Ob und wie gut es gelingt, mit dem Expartner weiterzukooperieren, hängt gemäss Alt-Kantonsrichter Rolf Vetterli stark von der Art des Umgangs ab: «Wichtig ist, dass man in der Situation des Abschieds, mit all den Kränkungen und den Verletzungen, dem anderen keine Forderungen stellt, sondern dass man, wenn man etwas möchte, dem anderen ein Angebot macht – Tit for Tat40 – das ist eine wichtige Erkenntnis.» Vetterli rät, diese Zeit als eine Lebensschule zu betrachten; das könne einem auch später nützen. «Im Ablauf der psychischen Trennung wechselt der Aufbruch der Gefühle sehr schnell von Schuldbewusstsein zu Rachebedürfnis, von Trauer zu Wut.

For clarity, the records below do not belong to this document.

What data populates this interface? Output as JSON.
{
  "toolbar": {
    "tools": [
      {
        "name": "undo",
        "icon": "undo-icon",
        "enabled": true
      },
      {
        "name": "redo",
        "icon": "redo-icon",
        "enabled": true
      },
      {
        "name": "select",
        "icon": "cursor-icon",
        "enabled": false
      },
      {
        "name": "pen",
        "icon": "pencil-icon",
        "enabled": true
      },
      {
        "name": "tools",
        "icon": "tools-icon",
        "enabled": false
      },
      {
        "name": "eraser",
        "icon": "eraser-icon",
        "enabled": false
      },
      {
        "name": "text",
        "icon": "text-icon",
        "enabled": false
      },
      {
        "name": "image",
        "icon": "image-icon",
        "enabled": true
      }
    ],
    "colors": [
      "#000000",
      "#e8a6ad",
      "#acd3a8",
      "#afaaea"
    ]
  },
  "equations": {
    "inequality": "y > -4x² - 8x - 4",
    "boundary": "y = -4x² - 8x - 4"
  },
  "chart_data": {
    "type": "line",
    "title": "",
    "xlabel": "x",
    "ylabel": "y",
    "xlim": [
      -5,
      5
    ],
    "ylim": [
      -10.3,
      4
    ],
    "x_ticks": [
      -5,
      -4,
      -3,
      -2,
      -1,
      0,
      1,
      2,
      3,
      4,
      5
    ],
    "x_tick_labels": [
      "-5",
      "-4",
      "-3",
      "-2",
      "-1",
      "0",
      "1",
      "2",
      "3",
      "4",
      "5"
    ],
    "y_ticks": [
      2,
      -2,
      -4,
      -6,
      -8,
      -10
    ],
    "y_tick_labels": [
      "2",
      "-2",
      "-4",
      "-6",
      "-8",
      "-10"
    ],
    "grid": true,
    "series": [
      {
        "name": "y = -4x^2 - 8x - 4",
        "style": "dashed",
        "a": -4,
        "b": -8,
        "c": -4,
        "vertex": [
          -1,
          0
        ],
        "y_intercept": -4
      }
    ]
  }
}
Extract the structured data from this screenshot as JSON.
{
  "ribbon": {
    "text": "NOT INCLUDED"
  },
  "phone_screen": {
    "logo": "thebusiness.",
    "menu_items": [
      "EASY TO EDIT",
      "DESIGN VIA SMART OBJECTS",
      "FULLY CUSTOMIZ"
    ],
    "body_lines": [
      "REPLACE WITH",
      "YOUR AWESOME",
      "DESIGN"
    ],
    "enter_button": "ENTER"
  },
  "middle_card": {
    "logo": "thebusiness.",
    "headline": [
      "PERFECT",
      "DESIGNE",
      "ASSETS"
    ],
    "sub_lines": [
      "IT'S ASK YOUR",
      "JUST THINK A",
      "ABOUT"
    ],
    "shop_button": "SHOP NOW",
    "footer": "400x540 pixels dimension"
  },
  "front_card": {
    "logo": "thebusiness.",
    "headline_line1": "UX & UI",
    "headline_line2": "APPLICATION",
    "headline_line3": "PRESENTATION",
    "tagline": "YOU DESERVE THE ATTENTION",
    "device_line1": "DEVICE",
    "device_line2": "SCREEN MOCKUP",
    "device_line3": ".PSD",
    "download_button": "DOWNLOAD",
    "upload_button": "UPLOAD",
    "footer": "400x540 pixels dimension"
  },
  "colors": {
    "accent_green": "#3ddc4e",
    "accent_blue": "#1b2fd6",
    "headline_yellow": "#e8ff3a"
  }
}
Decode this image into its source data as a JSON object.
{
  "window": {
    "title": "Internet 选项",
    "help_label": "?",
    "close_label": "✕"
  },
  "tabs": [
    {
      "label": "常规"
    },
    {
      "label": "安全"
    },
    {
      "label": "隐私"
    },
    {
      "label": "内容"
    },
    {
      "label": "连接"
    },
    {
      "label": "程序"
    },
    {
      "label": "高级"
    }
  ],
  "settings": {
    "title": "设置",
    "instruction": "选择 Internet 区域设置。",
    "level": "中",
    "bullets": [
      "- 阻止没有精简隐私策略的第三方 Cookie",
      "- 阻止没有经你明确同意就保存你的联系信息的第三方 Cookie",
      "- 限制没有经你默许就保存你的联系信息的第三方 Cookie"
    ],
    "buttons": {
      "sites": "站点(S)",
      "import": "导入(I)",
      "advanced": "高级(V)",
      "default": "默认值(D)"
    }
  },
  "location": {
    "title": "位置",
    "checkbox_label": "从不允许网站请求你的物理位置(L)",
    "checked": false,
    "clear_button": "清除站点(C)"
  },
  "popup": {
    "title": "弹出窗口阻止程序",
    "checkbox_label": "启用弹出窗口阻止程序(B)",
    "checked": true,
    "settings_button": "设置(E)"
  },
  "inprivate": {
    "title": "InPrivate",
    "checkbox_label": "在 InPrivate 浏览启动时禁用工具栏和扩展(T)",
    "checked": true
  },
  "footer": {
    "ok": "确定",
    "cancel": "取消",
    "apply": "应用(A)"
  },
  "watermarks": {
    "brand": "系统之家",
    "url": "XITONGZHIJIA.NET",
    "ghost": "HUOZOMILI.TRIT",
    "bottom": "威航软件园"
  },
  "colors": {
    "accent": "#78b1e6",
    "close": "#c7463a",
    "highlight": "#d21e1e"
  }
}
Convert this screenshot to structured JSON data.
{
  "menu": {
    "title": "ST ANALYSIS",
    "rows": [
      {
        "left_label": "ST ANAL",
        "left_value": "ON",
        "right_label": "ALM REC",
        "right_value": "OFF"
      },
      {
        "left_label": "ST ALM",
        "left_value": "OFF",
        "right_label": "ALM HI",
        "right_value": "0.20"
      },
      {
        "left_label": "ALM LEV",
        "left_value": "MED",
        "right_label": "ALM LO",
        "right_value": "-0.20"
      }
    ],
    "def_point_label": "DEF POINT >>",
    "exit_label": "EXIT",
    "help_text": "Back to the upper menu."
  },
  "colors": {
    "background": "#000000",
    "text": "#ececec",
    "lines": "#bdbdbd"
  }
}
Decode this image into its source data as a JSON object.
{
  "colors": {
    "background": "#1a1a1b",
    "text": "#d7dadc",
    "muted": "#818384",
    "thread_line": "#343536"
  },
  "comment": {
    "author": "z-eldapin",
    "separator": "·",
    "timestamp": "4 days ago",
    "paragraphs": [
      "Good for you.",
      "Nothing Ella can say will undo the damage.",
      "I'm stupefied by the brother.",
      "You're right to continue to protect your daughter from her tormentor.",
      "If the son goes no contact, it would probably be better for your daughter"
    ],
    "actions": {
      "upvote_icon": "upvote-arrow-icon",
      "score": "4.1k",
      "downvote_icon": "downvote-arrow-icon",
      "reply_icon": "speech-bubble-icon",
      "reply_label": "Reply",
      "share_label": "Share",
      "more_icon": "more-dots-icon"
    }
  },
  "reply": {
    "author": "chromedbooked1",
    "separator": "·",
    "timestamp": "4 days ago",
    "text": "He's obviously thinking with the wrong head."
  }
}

Da muss man einfach durch, und man sollte in dieser Zeit auch keine Vereinbarungen treffen, sondern vorerst zuwarten.» Vetterli empfiehlt, Gespräche an einem neutralen Ort zu führen, evtl. im Beisein einer Drittperson und monatlich einmal einen Termin zu vereinbaren für ein Elterngespräch.
37Ab 2010: Neue Definition der ständigen Wohnbevölkerung, die zusätzlich Personen im Asylprozess mit einer Gesamtaufenthaltsdauer von mindestens zwölf Monaten umfasst.
38Ab 2011 basiert die Scheidungsstatistik nicht mehr direkt auf den Urteilen der Gerichte, sondern auf den im elektronischen Zivilstandsregister (Infostar) enthaltenen Eintragungen. Damit werden die Gerichte von der Lieferung der Daten an das Bundesamt für Statistik (BFS) befreit. Gemäss der Zivilstandsverordnung (ZStV) ist die Erfassung einer Scheidung von zwei Personen, die beide nicht das Schweizer Bürgerrecht besitzen, in Infostar nur dann obligatorisch, wenn die Daten der betroffenen Personen bereits erfasst sind. Trifft dies nicht zu, ist das Zivilstandsamt nicht verpflichtet, diese Scheidung zu erfassen. Dieser Wechsel der Datenquelle führt zu einem Bruch in der Reihe der Scheidungsstatistik, da nicht mehr alle Scheidungen von zwei ausländischen Personen ausgewiesen werden können.
39Gemäss DIW waren 2008 14% der Bundesbürgerinnen und -bürger armutsgefährdet. Ein Alleinstehender, der im Jahr 2007 weniger als 925 Euro netto im Monat zum Leben hatte, gehörte zu dieser Gruppe.
40«Tit for Tat» ist eine Redewendung, die mit «Wie du mir, so ich dir» (im Sinne von: Gleiches mit Gleichem vergelten) übersetzt werden kann.